In 2025, Luka Modrić became a minority shareholder in Swansea City, joining an existing ownership group while remaining an active player.
His role was never positioned as operational or strategic leadership. Instead, Modrić’s involvement functioned primarily as a symbolic and commercial asset, adding credibility and visibility to a Championship club navigating financial sustainability challenges after years outside the Premier League.

Swansea City AFC
The practical impact has been modest. Swansea have remained competitively stable but without a clear upward trajectory. Modrić’s stake didn’t really do much in a sporting sense for Swansea, as it did more in a PR sense.
Mbappé’s acquisition of a majority stake in SM Caen represents a different strategic approach. Caen operates within Ligue 2’s developmental ecosystem. Mbappé’s stake focuses on youth pathways, asset creation, and long term valuation growth.

Stade Malherbe Caen
Mbappé’s involvement positions the club as a developmental platform rather than a glamour project – very different from Ramos’ move. Early indicators suggest stability rather than acceleration. The star name attached to the club certainly helps visibility in the market, but it also prioritizes patience, infrastructure, and controlled ambition.
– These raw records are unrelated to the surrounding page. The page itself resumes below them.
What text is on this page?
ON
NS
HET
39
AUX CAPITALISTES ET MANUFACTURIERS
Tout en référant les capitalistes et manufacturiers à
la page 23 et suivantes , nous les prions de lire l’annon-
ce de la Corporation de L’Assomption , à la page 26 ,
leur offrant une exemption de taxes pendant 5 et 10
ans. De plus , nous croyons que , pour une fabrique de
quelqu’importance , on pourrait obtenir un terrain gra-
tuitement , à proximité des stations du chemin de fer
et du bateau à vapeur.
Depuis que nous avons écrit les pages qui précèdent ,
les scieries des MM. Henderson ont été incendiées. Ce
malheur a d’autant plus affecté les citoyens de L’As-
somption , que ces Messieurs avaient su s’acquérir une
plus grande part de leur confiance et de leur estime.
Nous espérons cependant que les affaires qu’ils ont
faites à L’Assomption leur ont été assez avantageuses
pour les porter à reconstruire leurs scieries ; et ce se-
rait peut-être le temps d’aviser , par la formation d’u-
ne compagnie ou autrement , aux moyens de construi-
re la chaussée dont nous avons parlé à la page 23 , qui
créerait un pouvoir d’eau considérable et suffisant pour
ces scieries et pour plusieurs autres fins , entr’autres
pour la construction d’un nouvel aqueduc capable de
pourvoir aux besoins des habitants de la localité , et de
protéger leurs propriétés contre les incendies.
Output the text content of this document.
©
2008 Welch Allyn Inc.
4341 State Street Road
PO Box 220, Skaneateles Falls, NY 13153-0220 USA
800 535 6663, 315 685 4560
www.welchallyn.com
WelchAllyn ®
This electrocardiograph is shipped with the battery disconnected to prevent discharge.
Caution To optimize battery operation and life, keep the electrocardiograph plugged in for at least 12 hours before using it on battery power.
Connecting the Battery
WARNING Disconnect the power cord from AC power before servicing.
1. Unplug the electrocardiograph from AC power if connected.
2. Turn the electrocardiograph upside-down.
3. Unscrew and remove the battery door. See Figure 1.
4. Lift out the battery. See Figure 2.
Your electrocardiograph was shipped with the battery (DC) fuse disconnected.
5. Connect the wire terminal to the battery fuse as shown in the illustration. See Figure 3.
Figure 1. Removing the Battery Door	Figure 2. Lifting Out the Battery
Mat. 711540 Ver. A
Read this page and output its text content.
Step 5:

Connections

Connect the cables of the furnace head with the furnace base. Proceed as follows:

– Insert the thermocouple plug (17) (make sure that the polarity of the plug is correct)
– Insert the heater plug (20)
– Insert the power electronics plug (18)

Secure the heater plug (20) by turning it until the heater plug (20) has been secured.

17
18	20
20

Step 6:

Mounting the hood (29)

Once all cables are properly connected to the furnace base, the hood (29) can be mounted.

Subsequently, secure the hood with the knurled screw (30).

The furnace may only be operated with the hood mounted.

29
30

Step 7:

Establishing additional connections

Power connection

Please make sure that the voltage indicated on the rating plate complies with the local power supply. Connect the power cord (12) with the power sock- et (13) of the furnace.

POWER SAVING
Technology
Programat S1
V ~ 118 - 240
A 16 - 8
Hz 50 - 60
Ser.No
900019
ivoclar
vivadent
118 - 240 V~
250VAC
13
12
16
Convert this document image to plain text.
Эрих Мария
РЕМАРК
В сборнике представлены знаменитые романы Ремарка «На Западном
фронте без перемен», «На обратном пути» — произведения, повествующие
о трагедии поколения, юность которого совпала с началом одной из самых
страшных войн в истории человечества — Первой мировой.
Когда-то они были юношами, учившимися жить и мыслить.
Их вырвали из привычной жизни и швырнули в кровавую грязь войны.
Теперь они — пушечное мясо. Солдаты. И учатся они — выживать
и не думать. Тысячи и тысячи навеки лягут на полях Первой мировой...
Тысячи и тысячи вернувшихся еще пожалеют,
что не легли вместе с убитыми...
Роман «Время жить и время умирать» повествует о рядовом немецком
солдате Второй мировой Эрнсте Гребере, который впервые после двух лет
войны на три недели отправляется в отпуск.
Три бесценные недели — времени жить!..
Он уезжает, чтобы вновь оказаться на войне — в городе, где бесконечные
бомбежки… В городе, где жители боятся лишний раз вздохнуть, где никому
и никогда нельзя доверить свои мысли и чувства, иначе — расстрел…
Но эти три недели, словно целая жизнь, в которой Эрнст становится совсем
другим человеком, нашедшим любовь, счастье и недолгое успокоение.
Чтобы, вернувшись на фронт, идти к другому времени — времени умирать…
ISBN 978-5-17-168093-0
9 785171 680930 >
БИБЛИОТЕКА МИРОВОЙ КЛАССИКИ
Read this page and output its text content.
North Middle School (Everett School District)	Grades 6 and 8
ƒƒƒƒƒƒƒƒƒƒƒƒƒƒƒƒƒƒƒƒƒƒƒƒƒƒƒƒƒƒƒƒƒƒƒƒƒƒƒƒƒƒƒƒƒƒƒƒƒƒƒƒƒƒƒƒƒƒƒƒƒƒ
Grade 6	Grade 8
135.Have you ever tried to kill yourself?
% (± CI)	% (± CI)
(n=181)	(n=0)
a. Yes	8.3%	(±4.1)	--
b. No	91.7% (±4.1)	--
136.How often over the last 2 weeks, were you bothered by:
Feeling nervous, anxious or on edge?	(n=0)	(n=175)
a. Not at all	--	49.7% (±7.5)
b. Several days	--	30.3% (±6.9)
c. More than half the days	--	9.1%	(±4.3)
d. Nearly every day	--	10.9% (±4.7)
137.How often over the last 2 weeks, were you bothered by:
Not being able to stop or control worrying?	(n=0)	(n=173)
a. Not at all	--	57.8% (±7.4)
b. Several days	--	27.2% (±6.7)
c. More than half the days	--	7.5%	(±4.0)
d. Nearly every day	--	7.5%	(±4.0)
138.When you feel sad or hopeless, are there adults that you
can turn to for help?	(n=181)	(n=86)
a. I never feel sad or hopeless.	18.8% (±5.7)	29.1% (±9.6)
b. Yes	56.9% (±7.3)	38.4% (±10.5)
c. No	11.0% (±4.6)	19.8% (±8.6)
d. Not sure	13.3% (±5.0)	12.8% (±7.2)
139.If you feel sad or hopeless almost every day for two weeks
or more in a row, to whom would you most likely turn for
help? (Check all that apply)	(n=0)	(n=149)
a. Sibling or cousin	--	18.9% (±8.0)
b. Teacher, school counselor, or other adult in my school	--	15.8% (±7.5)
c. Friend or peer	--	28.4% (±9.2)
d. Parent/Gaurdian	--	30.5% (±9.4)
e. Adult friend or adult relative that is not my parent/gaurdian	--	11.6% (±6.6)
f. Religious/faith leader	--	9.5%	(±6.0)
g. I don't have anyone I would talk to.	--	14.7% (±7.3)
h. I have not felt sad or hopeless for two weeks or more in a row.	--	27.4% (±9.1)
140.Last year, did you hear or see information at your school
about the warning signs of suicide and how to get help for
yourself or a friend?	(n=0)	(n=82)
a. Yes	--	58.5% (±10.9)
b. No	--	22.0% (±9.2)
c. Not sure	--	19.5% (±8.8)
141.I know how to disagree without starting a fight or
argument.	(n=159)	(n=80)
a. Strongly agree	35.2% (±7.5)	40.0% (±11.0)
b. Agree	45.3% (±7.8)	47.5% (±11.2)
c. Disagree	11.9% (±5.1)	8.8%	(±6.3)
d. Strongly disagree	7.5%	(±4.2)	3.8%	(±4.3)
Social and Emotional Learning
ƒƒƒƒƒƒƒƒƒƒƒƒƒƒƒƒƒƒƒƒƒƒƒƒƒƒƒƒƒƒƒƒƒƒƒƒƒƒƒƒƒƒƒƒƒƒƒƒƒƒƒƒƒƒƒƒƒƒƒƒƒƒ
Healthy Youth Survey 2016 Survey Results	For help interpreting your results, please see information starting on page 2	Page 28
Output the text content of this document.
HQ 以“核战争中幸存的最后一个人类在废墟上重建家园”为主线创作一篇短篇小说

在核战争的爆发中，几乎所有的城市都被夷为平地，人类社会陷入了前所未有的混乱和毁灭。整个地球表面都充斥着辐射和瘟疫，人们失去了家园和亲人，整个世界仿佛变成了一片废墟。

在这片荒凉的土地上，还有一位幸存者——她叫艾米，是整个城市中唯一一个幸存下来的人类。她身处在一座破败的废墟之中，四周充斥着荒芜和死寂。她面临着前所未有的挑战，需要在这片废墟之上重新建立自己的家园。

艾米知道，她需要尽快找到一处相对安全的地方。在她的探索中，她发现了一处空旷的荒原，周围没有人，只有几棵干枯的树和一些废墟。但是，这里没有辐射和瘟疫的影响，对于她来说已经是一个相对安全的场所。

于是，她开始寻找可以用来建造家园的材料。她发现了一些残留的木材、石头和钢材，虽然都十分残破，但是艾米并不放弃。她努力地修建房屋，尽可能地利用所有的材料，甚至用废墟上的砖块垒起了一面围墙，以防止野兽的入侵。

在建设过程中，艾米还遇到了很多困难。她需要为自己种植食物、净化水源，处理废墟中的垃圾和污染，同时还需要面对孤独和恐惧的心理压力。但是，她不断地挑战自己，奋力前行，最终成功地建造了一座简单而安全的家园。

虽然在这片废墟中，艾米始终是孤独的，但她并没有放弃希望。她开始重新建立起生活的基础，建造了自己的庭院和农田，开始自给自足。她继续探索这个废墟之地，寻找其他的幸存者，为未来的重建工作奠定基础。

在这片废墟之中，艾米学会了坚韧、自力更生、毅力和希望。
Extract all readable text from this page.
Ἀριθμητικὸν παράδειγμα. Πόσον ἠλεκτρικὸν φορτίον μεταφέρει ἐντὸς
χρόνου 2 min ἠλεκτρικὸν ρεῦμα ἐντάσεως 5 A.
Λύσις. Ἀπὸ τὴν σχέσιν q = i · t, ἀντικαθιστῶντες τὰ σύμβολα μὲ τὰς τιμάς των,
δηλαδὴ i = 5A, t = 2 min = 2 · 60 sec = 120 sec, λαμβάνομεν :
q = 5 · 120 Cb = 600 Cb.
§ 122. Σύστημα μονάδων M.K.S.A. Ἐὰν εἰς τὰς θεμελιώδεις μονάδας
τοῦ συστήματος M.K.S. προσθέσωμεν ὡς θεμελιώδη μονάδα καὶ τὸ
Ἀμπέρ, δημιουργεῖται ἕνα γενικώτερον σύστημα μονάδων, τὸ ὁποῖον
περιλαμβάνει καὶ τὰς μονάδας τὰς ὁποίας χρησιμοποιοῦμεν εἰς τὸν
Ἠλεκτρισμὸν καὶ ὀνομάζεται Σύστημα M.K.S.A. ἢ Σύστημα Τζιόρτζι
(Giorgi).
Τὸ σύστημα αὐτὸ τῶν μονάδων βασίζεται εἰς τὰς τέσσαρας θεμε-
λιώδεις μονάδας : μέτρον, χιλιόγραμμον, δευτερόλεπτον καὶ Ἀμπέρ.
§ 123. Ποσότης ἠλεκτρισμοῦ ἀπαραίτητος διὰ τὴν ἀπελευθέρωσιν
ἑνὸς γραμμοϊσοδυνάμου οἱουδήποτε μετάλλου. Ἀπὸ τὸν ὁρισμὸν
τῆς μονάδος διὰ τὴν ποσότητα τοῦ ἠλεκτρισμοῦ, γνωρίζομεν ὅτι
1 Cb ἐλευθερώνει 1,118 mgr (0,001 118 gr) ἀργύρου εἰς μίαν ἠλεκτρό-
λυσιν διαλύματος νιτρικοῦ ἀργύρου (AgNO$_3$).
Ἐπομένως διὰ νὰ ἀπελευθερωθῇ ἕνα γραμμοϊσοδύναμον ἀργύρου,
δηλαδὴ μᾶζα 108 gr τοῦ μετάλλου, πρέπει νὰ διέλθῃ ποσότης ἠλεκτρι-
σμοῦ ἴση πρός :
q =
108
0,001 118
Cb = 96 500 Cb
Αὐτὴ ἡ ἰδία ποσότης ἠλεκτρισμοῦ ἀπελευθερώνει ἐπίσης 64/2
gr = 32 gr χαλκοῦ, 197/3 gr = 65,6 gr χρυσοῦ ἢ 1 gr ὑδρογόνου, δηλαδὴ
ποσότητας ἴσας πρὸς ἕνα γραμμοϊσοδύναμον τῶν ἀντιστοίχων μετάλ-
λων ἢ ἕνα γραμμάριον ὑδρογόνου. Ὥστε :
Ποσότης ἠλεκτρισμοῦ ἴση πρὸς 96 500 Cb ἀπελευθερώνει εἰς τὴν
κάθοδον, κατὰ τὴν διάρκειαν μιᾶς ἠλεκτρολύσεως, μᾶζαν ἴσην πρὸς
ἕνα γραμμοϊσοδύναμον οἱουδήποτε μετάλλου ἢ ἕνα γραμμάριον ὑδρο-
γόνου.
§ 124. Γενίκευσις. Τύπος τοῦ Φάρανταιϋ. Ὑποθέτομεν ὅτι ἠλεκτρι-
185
Ronaldo’s purchase of a controlling stake in Real Valladolid in 2018 was initially framed as a visionary project. The Brazilian icon promised modernization, international expansion, and sporting stability. However, Valladolid experienced repeated promotion and relegation cycles, becoming a yo-yo club in Spain. Furthermore, it also faced operational instability and increasing supporter frustration over strategic direction and investment inconsistency.
While Ronaldo did succeed in raising the club’s global profile and commercial appeal solely based on his name, on field sustainability remained poor. The terrible squad planning and coaching continuity frustrated everyone. Fan relations deteriorated as expectations diverged from outcomes.
Ronaldo ultimately sold his stake in 2025, exiting a project that never fully got off the ground the way he would have liked.
The Valladolid case shows that celebrity ownership alone cannot offset weak institutional systems or misaligned sporting governance. Reputation comes with larger expectations. For Sergio Ramos, whose emotional connection to Sevilla runs deeper than Ronaldo’s attachment to Valladolid, the reputational stakes may be even higher.
The three cases outline a spectrum of outcomes.
Sevilla is neither a low risk development club nor a passive investment team. It is a somewhat fallen giant with financial strain, fragmented ownership politics, and a demanding supporter base. The romantic appeal of a legend saving his boyhood club resonates deeply in soccer culture. History, however, suggests emotional alignment alone does not guarantee operational success.